Cost-efficient logging solution in Azure using Event hub and Azure Data Explorer

Storing and managing logs is one of the important activities in software companies. Because using logs you can find root causes of multiple things like bugs, downtime, cyber attack, etc. Different cloud providers have their own managed logging and monitoring systems like AWS have cloud-watch, cloud-trail, etc and Azure has application insight. But suppose you have hundreds of microservices inside the Kubernetes cluster and you want easy to use, easy to set up logging system which will work exactly the same for all micro-services. You can use fluentd but in this article, I will show you how to use Event hub and Azure Data Explorer to collect and access logs in Azure.

As you can see in the feature image, your application which can be deployed in whether app service, Azure Kubernetes Service, or Virtual Machine will push logs to the Event hub and then Azure data explorer will do storing and querying job for you.
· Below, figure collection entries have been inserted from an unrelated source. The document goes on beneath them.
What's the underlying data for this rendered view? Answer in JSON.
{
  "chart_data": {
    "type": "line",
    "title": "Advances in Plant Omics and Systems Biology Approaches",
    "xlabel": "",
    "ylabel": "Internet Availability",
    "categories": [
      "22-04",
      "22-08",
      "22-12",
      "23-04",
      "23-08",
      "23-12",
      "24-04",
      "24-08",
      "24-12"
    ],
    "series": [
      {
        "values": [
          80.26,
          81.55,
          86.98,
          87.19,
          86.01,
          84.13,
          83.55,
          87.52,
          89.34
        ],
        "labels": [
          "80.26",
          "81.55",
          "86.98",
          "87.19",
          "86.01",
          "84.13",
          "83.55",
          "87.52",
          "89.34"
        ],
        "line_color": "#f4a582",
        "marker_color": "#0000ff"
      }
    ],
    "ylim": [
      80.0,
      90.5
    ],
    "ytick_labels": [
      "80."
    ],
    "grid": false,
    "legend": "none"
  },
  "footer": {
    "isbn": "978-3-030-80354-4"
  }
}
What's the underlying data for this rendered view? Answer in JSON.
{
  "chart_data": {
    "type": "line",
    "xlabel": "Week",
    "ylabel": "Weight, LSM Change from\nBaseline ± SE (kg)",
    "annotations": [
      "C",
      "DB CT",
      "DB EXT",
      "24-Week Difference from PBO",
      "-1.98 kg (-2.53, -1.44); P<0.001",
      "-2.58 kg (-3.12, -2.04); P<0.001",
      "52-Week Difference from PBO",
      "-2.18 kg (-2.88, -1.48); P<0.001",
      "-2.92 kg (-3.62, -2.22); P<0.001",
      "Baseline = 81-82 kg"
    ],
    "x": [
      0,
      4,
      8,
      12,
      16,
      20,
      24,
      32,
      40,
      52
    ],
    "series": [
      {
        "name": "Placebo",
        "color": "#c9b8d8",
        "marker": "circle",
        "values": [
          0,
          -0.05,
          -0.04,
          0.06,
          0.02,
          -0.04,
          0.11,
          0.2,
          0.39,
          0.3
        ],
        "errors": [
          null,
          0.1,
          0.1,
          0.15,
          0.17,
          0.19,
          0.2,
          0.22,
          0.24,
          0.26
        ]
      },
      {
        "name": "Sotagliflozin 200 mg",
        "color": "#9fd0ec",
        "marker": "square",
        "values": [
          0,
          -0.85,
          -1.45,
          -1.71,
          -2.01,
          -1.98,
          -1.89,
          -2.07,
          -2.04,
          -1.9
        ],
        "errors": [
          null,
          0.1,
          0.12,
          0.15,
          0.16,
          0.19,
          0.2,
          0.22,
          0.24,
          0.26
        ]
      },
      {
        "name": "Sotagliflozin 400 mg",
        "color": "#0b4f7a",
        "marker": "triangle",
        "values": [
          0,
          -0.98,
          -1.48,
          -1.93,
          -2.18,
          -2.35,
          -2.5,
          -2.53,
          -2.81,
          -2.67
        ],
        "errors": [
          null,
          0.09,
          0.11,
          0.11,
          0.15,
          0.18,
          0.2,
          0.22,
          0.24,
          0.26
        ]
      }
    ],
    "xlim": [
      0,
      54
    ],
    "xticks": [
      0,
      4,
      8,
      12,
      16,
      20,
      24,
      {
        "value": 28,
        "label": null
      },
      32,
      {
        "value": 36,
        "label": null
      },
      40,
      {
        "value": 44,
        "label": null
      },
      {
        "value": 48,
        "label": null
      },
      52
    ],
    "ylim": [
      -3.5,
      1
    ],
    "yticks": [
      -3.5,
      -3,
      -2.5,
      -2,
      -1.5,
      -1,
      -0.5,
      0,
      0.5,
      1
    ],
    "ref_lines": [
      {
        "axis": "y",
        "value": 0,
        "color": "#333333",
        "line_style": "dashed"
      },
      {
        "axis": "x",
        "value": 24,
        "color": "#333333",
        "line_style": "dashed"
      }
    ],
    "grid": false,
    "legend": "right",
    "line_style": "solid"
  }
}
In this article, I will run my simple flask application locally and it will push logs to the event hub which we access using azure data explorer.

Plan of action,

Create infrastructure using terraform
Writing a small flask web app
checking logs in ADX

You can find all code used in this article at https://github.com/lets-learn-it/terraform-learning/tree/azure/06-eh-adx-logging

Creating Infrastructure

I am using terraform version Terraform v1.0.11 Add Azure provider and make sure to use the version of azurem > "2.88.1" because we are using $Default in azurerm_kusto_eventhub_data_connection

terraform {
  required_providers {
    azurerm = {
      source  = "hashicorp/azurerm"
      version = "2.88.1"
    }
  }
}

provider "azurerm" {
  features {}
}

Now create one resource group in which all our resources will reside. Like below

resource "azurerm_resource_group" "logs_rg" {
  name     = var.resource_group
  location = "East US"
}

Now create an event hub namespace and event hub in that namespace. We will use the default consumer group for this example.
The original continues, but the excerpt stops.